The agreement purported that the land would be provided rent free for 50 years and include water rights “without restriction” between June and December, on the condition that the Libyan  government constructed agreed agro-industrial infrastructure such as canals and roads, and cultivated the land across the region.

The Director of the Malibya project, Abdalilah Youssef, explained in a report by think-tank the Oakland Institute that the project will ensure food security for Libya in conjunction with, not at the expense of Mali; providing higher yields with the introduction of hybrid rice varieties, employment to local populations and facilitating resettlement for those displaced.

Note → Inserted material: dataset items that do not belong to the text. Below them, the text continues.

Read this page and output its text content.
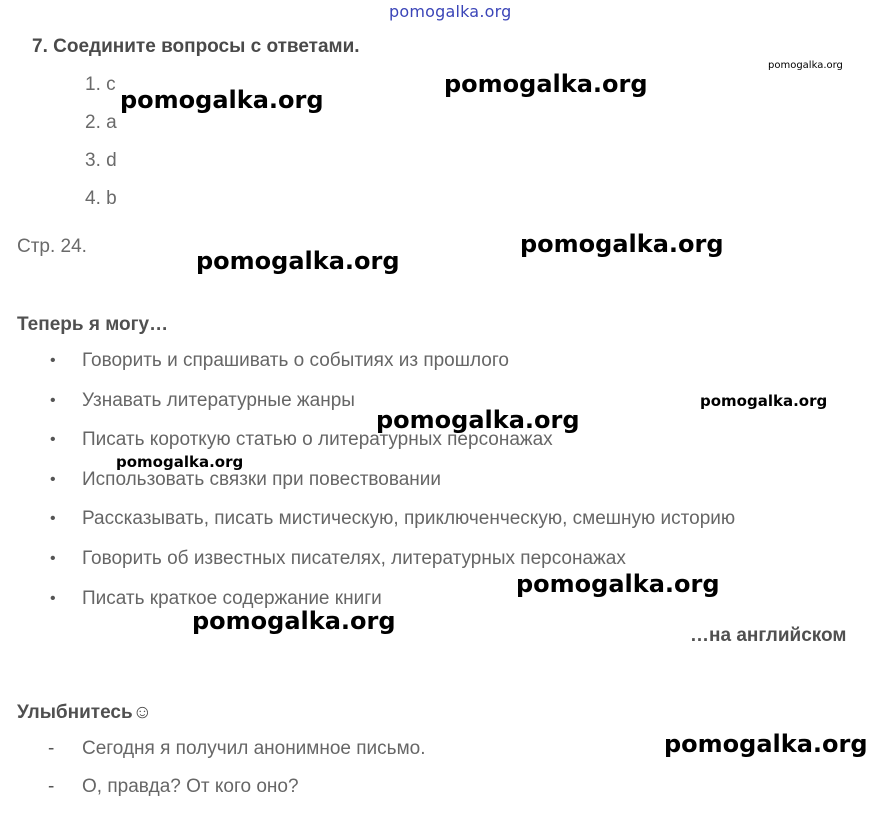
pomogalka.org
7. Соедините вопросы с ответами.
1. c
2. a
3. d
4. b
Стр. 24.
Теперь я могу…
• Говорить и спрашивать о событиях из прошлого
• Узнавать литературные жанры
• Писать короткую статью о литературных персонажах
• Использовать связки при повествовании
• Рассказывать, писать мистическую, приключенческую, смешную историю
• Говорить об известных писателях, литературных персонажах
• Писать краткое содержание книги
…на английском
Улыбнитесь☺
- Сегодня я получил анонимное письмо.
- О, правда? От кого оно?
pomogalka.org
pomogalka.org
pomogalka.org
pomogalka.org
pomogalka.org
pomogalka.org
pomogalka.org
pomogalka.org
pomogalka.org
pomogalka.org
pomogalka.org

However  following Gaddafi’s demise in Libya and increasing regional security troubles, the project stalled.  Currently the tens of thousands of families cultivating the land are facing uncertain futures and according to Malian representatives whether the concession goes ahead or not is a decision for the Libyan government to take.


Thomson Reuters Foundation (April 29 2015)

The UN Food and Agriculture Organisation (FAO) claims that family farmers  produce roughly 80% of the world’s food. Within the Malibya concession an estimated 60,000 small farmers live and work, each farming less than a hectare. Many of the farmers do not have formal deeds to the land they farm and while in principle Malian law recognises customary tenure, many of the locals said they were not consulted ahead of the deal.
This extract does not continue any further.